En quoi faire chanter, par des militants d’un parti politique d’opposition, le chant de ralliement du RDPC, parti au pouvoir, participe-t-il à l’atteinte de l’état final recherché ?

Bien au contraire, vos agissements donnent une image absolument fausse, dévoyée, des forces camerounaises de sécurité et, plus grave, permettent aux contempteurs de nos forces d’objectiver leur théorie d’une « milicianisation » des forces de défense et de sécurité. Contrairement à ce que pensent des nostalgiques d’une époque définitivement révolue, la violence et les humiliations sont au cœur de la machine à fabriquer la radicalité. Souvenez-vous, un gendarme-major a trainé un avocat au sol dans les zones anglophones et c’est devenu le symbole de légitimation d’une stratégie de contre-violence dont la base est la défense d’une ambition citoyenne universelle.

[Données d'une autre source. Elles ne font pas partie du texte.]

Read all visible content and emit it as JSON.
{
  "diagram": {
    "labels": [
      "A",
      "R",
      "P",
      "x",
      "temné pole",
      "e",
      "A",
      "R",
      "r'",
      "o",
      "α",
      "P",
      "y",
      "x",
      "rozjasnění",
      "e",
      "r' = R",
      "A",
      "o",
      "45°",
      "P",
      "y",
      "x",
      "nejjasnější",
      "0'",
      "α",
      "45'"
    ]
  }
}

Au-delà du caractère inutile et contre-productif de ces deux actes, ce qui me choque c’est leur mise en scène. Ok vous les avez humiliés. Ok vous leur avez fait chanter l’hymne de ralliement du RDPC. Pourquoi filmer ? Pourquoi cette exhibition médiatique ? Pour dissuader les autres ? détrompez-vous. Cela produit très souvent l’effet inverse. Souvenez-vous, les effets des photos et autres humiliations subies par les prisonniers d’Abu Ghraib. « Quand on est en situation de domination, dit Nicolas Hénin, on n’a pas à essayer d’effrayer l’adversaire ».

Cette sado-pornographie (prendre son pied en regardant les vidéos de l’humiliation de l’Autre) a une dimension pathologique. Faut vous faire soigner. Faut nous faire soigner tous car, finalement vous êtes à l’image de notre société. Je suis scandalisé par les réactions sarcastiques de beaucoup d’entre nous. Nous banalisons et légitimons des formes diverses de violence. Cela finira fatalement par créer ce que Bourgois appelle « un sens commun universel » qui découlerait de notre indifférence collective à la brutalité institutionnalisée, comme l’a monté Nancy Scheper-Hughes.

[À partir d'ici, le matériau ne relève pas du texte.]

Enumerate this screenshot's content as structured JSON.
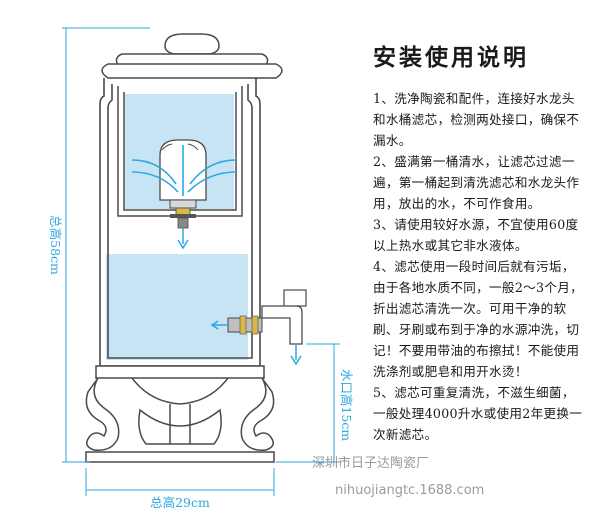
{
  "title": "安装使用说明",
  "steps": [
    "1、洗净陶瓷和配件，连接好水龙头和水桶滤芯，检测两处接口，确保不漏水。",
    "2、盛满第一桶清水，让滤芯过滤一遍，第一桶起到清洗滤芯和水龙头作用，放出的水，不可作食用。",
    "3、请使用较好水源，不宜使用60度以上热水或其它非水液体。",
    "4、滤芯使用一段时间后就有污垢，由于各地水质不同，一般2～3个月，折出滤芯清洗一次。可用干净的软刷、牙刷或布到于净的水源冲洗，切记！不要用带油的布擦拭！不能使用洗涤剂或肥皂和用开水烫！",
    "5、滤芯可重复清洗，不滋生细菌，一般处理4000升水或使用2年更换一次新滤芯。"
  ],
  "dimensions": {
    "total_height": "总高58cm",
    "total_width": "总高29cm",
    "outlet_height": "水口高15cm"
  },
  "watermark": {
    "company": "深圳市日子达陶瓷厂",
    "url": "nihuojiangtc.1688.com"
  },
  "colors": {
    "accent": "#2aa8e0",
    "water": "#c7e4f4",
    "outline": "#4a4a4a",
    "text": "#1a1a1a"
  }
}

Par cette vidéo, vous avez fait pire que le lieutenant Fabassou et ses hommes à Zelevet, au pied du Mont Vigibi en avril 2015. À eux, on peut trouver des circonstances atténuantes car ils ont agi dans le cadre de l’effrayante contrainte qu’exerce la bataille, avec des soldats épuisés nerveusement, chancelant de fatigue. En agissant de la sorte, dans un contexte totalement différent, vous avez jeté un stigmate disgracieux sur les forces de police et de gendarmerie. Vous ne mesurez pas encore la portée de votre acte. Vous avez fourni des éléments pour une labellisation négative des formations dans lesquelles vous servez. Honte à vous !

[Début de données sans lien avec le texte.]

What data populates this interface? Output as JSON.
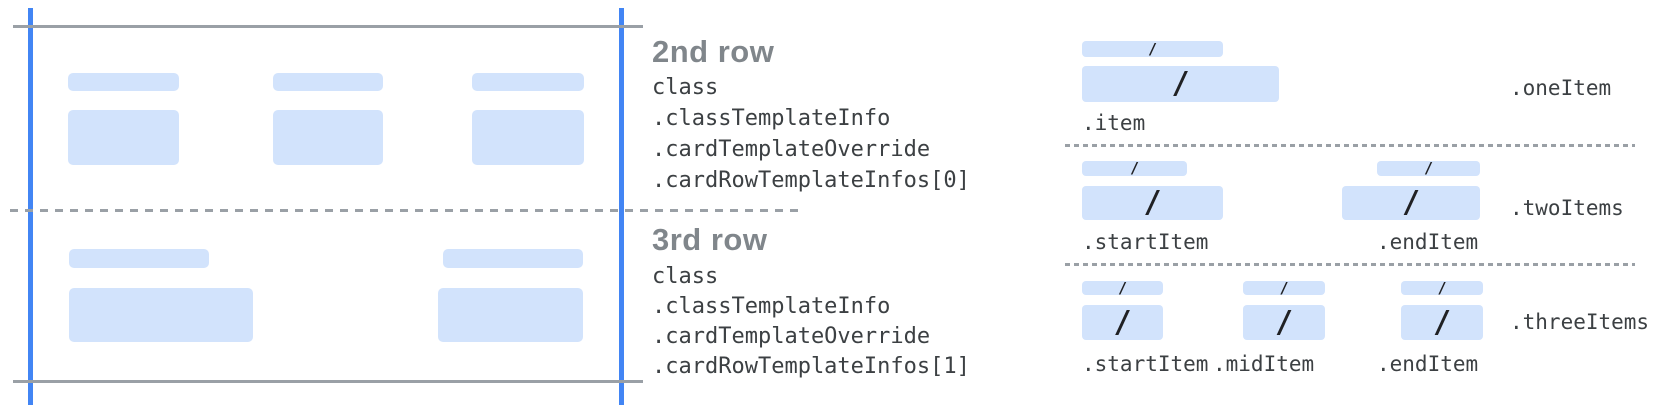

En tout cas, ce qui s’est passé hier confirme une tendance lourde que j’ai observé au sein de nos forces de défense et de sécurité ces 15 dernières années : les militaires qui ont fait leurs classes sont généralement humbles, professionnels et ont rapport particulier à la vie et aux hommes. En revanche, les militaires et officiers de parades s’illustrent par leur brutalité, leur arrogance, un peu comme s’il fallait compenser leur inaptitude sous le feu et leur libido dominandi.

Faut sortir du paradigme du caporal-chef des années 70.